3D renderings of confocal z-stacks of apical (A), middle (B), and basal (C) cochlear turns immunostained with a polyclonal antibody against the SK2 channel (green) show expression of the SK2 channel in the three rows of outer hair cells in all regions. Confocal z-stacks (23 optical sections) of basal cochlear turns immunostained with a polyclonal antibody against the SK2 channel (green, D) and monoclonal antibody against the BK channel (red, E) show colocalized expression (F) in the three rows of outer hair cells, further suggesting the localization of BK channels to the postsynaptic outer hair cell membrane. (Examination of single optical sections also shows colocalization of the SK2 and BK channel.) The size of the SK2 channel immunopuncta increases from apical to middle turns and then decreases in basal turns.

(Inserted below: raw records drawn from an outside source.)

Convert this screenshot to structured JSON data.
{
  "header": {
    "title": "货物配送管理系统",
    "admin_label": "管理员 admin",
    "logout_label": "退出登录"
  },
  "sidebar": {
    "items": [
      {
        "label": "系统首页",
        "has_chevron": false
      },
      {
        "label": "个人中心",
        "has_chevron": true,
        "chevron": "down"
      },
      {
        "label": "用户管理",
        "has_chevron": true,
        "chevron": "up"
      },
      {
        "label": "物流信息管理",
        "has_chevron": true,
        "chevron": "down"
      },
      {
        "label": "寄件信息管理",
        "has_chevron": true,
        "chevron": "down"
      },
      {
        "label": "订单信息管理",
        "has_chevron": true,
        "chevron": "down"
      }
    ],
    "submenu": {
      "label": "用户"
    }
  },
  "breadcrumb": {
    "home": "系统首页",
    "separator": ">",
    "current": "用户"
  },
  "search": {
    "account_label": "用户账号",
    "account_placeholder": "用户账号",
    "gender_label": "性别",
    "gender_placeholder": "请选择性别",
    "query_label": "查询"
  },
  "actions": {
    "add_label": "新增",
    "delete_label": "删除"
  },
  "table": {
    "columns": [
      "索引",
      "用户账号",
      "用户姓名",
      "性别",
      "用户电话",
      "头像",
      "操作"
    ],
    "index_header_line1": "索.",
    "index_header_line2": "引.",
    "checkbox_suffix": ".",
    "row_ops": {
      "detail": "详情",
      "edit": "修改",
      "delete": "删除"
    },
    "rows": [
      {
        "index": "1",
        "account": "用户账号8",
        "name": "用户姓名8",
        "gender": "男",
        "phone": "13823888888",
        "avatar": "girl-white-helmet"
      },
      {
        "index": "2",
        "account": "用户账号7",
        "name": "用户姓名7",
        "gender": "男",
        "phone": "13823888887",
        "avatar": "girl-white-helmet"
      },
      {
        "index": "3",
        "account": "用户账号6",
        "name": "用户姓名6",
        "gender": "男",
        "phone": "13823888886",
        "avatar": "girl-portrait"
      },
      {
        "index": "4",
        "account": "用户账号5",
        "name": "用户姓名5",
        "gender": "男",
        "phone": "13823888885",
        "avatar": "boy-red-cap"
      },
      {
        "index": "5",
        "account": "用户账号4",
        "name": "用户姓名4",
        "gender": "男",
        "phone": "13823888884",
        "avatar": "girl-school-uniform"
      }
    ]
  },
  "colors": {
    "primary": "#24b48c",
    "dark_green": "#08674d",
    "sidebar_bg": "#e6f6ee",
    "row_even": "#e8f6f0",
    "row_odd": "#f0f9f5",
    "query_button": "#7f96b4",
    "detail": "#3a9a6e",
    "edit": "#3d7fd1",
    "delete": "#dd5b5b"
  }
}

Data are presented as box plots representing the median (box interior), the 25^th and 75^th percentile (box boundaries), the 10^th and 90^th percentile (whiskers), and the 5^th and 95^th percentile (dots). (G) 3D renderings of confocal z-stacks of basal cochlear turns immunostained with a polyclonal antibody against the SK2 channel (green), a monoclonal antibody against the BK channel (red), and a goat polyclonal antibody against synapsin (blue) confirm the colocalized expression of SK2 and BK channels in association with efferent terminals (H) in the three rows of outer hair cells. In basal turns, BK and SK2 channel immunoreactivity are colocalized. Grid dimensions equal 10 µm for top and bottom panels. Scale bar equals 10 µm for middle panels.

Figure 6. Tonotopic contribution of SK2 and BK channels at the outer hair cell-efferent synapse.

(A) Whole-cell currents recorded from an apical outer hair cell (OHC) voltage clamped at −34 mV in response to a short (100 ms) application of 1 mM ACh (time point indicated by arrow) before (control) and after application of either 100 nM IBTX (black) or 300 nM apamin (grey). (B) Bar plot comparing the fractional contribution of IBTX- and CHTX-sensitive BK and apamin-sensitive SK2 currents evoked in response to either 100 ms or 1 s application of ACh show that ACh-evoked currents in apical outer hair cells are predominantly mediated by SK2 channels. (C) Whole-cell currents recorded from a basal outer hair cell (OHC) voltage clamped at −51 mV in response to a short (100 ms) application of 1 mM ACh (timepoint indicated by arrow) before (control) and after application of either 100 nM IBTX (black) or 300 nM apamin (grey). (D) Bar plot comparing the fractional contribution of apamin-sensitive SK2 currents in apical and basal outer hair cells and IBTX-sensitive BK currents in basal outer hair cells in response to application of ACh show that ACh-evoked currents in basal outer hair cells are predominantly mediated by BK channels and not SK2 channels.